I roll my eyes extravagantly in lieu of a response and he barks out another one of those laughs. Surely he should have already known that though, he shouldn’t have to check? They’re all pretty useless really, no one seeming to know what anyone else is doing. No wonder you rang increasingly elegant rings around them for so long.
Jack, like me, seems to have reached his tolerance level for this exchange, and he makes a performance of gathering up his coat and that stupid hat. I wonder if you could get away with a hat like that? Probably you could. Just. Rakish, slightly pulled down towards one eye.
“Take care Will,” say Jack now.

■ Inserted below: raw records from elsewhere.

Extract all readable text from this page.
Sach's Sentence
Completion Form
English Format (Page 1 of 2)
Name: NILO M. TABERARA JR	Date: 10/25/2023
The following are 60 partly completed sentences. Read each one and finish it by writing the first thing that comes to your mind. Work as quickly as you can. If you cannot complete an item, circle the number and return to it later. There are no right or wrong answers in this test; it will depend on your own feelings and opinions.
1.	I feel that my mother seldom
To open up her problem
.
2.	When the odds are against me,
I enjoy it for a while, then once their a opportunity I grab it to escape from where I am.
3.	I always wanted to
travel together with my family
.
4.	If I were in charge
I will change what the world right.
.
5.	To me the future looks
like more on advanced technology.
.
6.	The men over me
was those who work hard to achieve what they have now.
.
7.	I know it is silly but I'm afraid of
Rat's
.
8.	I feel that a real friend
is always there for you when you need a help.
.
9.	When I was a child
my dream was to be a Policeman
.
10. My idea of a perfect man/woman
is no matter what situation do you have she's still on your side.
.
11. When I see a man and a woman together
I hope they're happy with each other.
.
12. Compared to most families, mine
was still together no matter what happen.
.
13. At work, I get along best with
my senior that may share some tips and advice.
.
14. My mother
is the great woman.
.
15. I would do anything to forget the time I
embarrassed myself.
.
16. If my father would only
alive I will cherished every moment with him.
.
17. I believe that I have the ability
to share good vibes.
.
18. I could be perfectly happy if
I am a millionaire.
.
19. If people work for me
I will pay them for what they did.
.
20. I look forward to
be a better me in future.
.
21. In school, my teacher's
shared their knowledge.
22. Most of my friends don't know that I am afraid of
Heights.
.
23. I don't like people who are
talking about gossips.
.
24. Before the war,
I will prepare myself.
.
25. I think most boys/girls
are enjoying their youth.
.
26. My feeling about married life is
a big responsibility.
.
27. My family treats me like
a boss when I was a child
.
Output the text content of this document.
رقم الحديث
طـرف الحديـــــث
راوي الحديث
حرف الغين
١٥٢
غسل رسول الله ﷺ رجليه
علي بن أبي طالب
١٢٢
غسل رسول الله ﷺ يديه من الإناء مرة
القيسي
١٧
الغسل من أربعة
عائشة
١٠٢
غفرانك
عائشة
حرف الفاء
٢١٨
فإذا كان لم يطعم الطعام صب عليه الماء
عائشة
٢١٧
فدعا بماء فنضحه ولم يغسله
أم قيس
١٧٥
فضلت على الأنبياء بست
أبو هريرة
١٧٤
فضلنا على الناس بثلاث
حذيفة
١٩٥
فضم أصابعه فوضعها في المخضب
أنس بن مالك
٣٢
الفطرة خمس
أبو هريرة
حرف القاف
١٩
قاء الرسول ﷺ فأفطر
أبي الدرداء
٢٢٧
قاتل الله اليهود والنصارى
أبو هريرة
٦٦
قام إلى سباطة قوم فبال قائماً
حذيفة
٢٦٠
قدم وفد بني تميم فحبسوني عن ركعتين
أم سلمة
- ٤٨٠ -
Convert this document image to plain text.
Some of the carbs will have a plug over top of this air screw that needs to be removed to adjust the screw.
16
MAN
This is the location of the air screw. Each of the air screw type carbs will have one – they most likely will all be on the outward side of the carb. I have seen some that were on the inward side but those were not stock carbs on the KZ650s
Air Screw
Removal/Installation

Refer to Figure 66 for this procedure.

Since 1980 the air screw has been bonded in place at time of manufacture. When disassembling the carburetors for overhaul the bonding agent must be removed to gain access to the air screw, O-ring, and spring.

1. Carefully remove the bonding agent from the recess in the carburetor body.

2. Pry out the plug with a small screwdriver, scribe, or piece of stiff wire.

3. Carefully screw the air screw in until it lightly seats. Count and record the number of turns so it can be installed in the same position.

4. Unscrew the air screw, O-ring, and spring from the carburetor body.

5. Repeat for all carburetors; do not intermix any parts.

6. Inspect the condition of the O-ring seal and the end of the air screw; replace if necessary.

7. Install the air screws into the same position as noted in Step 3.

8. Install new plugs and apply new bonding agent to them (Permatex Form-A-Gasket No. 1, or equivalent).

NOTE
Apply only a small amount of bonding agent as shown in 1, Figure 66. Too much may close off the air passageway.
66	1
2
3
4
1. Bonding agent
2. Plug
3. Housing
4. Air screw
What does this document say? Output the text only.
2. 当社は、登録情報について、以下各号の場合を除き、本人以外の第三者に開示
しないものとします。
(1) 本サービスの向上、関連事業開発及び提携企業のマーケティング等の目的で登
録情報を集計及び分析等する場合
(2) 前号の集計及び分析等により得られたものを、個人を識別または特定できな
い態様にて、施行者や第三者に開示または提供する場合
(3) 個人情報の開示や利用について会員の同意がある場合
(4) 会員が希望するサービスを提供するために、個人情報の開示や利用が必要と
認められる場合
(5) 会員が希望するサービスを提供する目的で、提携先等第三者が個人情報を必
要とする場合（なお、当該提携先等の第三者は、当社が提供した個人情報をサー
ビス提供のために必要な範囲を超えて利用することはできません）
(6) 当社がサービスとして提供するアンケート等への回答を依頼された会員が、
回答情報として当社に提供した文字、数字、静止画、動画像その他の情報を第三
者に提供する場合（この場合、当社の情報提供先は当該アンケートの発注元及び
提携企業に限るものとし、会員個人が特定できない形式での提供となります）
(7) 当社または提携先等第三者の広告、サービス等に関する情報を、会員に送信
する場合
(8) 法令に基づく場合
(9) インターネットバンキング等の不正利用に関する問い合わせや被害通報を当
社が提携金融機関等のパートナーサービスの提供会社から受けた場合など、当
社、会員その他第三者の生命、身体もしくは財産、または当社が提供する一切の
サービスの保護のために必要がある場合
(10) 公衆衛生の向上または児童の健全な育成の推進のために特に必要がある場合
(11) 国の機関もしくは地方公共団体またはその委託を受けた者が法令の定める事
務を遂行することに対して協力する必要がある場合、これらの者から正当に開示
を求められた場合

He pats me gingerly on the shoulder and I smile back at him, because this is what I am supposed to do. “We’ll speak more later,” he adds, and it’s both a threat and a promise.
After he’s gone I stretch out and close my eyes, enjoying the peace and silence (fucking finally). After a while I open them again, but you’re not there: of course you’re not.
“I don’t know where you are,” I finally say out loud. I hope no one can hear me. I can just imagine the anxious update in my medical file: Will Graham is currently lying in his room, happily talking to himself. But it doesn’t bother me enough to make me stop. It’s not my fault anyway; I shouldn’t have to be talking to myself. I should be talking to you. But I don’t know where you are, I really don’t. You’re nowhere but you could be anywhere – all at the same time.
“Even if I knew where you are I wouldn’t tell them. I wouldn’t let them take you,” I say into the darkness. The ‘because you’re mine’ is unspoken, but if you were sitting in your chair, you’d hear it anyway. You’d know. You always knew.